The color of the mucous membranes, eyes, ears, mouth, nose, anus, and-to a lesser extent-the paws and tail are observed for changes. The areas should be pink, indicating adequate respiration and cardiac function. When the animal moves to Stage IV anesthesia, the respirations cease, resulting in cyanosis-indicated by a blue or gray color-to the mucous membranes and surrounding skin.
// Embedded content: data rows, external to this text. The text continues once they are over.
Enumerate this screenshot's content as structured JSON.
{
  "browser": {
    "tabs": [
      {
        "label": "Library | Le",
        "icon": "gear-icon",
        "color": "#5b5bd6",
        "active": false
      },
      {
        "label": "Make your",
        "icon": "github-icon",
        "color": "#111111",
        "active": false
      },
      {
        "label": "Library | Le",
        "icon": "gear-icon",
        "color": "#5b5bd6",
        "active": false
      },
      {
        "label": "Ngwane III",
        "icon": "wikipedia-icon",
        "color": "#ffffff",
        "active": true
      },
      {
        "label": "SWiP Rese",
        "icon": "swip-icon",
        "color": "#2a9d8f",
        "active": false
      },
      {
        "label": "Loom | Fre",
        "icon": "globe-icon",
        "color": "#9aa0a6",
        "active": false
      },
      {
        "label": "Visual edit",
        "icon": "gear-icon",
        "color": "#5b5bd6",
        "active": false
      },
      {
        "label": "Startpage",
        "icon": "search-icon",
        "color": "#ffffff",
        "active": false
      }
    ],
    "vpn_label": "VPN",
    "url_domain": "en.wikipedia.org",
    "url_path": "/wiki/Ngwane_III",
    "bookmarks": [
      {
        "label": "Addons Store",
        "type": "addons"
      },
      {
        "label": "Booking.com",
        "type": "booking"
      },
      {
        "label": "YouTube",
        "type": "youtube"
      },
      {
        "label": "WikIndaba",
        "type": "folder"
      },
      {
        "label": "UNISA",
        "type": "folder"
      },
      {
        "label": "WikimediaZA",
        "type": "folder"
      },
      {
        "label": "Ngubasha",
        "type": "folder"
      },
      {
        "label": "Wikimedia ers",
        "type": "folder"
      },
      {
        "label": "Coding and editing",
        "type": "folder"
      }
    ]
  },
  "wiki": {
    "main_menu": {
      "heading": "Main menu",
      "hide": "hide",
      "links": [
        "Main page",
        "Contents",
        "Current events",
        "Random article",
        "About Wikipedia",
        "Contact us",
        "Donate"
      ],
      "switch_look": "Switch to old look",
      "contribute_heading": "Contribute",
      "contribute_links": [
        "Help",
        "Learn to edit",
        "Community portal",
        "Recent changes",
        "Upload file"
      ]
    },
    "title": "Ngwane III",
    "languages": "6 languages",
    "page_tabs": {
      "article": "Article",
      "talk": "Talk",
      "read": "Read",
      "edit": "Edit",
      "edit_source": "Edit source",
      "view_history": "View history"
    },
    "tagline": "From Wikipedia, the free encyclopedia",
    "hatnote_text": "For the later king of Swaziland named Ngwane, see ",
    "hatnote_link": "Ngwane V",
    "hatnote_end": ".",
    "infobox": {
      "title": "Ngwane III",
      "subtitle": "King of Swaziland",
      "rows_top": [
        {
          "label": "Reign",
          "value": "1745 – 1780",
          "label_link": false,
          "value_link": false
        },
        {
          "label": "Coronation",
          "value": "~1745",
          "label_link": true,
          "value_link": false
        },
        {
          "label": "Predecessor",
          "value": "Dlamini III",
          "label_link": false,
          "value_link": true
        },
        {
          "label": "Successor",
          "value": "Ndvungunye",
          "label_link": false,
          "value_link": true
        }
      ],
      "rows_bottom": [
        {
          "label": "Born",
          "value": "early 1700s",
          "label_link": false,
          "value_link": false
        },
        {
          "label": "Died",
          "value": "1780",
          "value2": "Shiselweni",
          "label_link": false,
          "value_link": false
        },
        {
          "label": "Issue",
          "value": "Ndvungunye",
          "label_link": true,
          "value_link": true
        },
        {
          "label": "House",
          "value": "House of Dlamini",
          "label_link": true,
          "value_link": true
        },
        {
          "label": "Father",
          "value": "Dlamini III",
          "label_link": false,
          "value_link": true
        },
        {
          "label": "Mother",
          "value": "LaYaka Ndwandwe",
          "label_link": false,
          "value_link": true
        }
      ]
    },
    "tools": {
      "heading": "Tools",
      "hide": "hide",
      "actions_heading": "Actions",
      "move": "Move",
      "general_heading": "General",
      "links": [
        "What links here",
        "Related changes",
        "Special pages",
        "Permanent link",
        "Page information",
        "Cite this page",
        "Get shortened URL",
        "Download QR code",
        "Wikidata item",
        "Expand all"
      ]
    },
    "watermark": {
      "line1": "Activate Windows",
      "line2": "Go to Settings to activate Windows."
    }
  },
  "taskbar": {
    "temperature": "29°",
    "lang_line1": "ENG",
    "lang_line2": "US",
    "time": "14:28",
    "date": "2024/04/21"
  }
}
Capillary refill time is defined as the amount of time taken for color to return to an external capillary bed after it has been blanched by the application of pressure over the area. An applicator stick or a finger is pressed on the gums, pinna, or nail beds of the anesthetized animals. The number of seconds that it takes for the blanched area to return to a pink color should not be more than 1-2 seconds. An extended refill time suggests a reduction in heart rate or strength of cardiac contractions, indicating the animal may be too deeply anesthetized and near death.
It is important to utilize several different parameters to assess anesthetic depth. Using the same toe or ear for repeated pinches will desensitize the area, and the response will be repressed and not give an accurate assessment of anesthetic depth. Use alternate sites for toe and ear pinch assessments. Anesthetic depth should be reassessed every 10-30 minutes throughout the surgery.2
Studies have shown that there are cardiorespiratory changes in an anesthetized animal. While anesthetized with injectable drugs, the animals experience a stable respiratory rate; however, they demonstrate variability in cardiac output. The response to injectable anesthetics has been reported to vary greatly between different strains, thus it is difficult to standardize the dosage.7 Inhalant agents tend to decrease the respiratory rate but have a lesser impact on the cardiovascular system. As the dosage of inhalant anesthesia is easily adjusted throughout the duration of the procedure, it is often the preferred method.
The proper use of anesthetics for surgery, or other potentially painful procedures, is crucial not only for the animal's wellbeing, but also for the integrity of the scientific data collected during the procedure. There are many variables that factor into choosing the appropriate anesthetic regiment. The depth of anesthesia must be closely monitored, as each individual animal can respond differently to the drug. With the use of the proper anesthetic and careful monitoring, painful procedures can be accomplished with no pain and minimal physiological changes in the animal.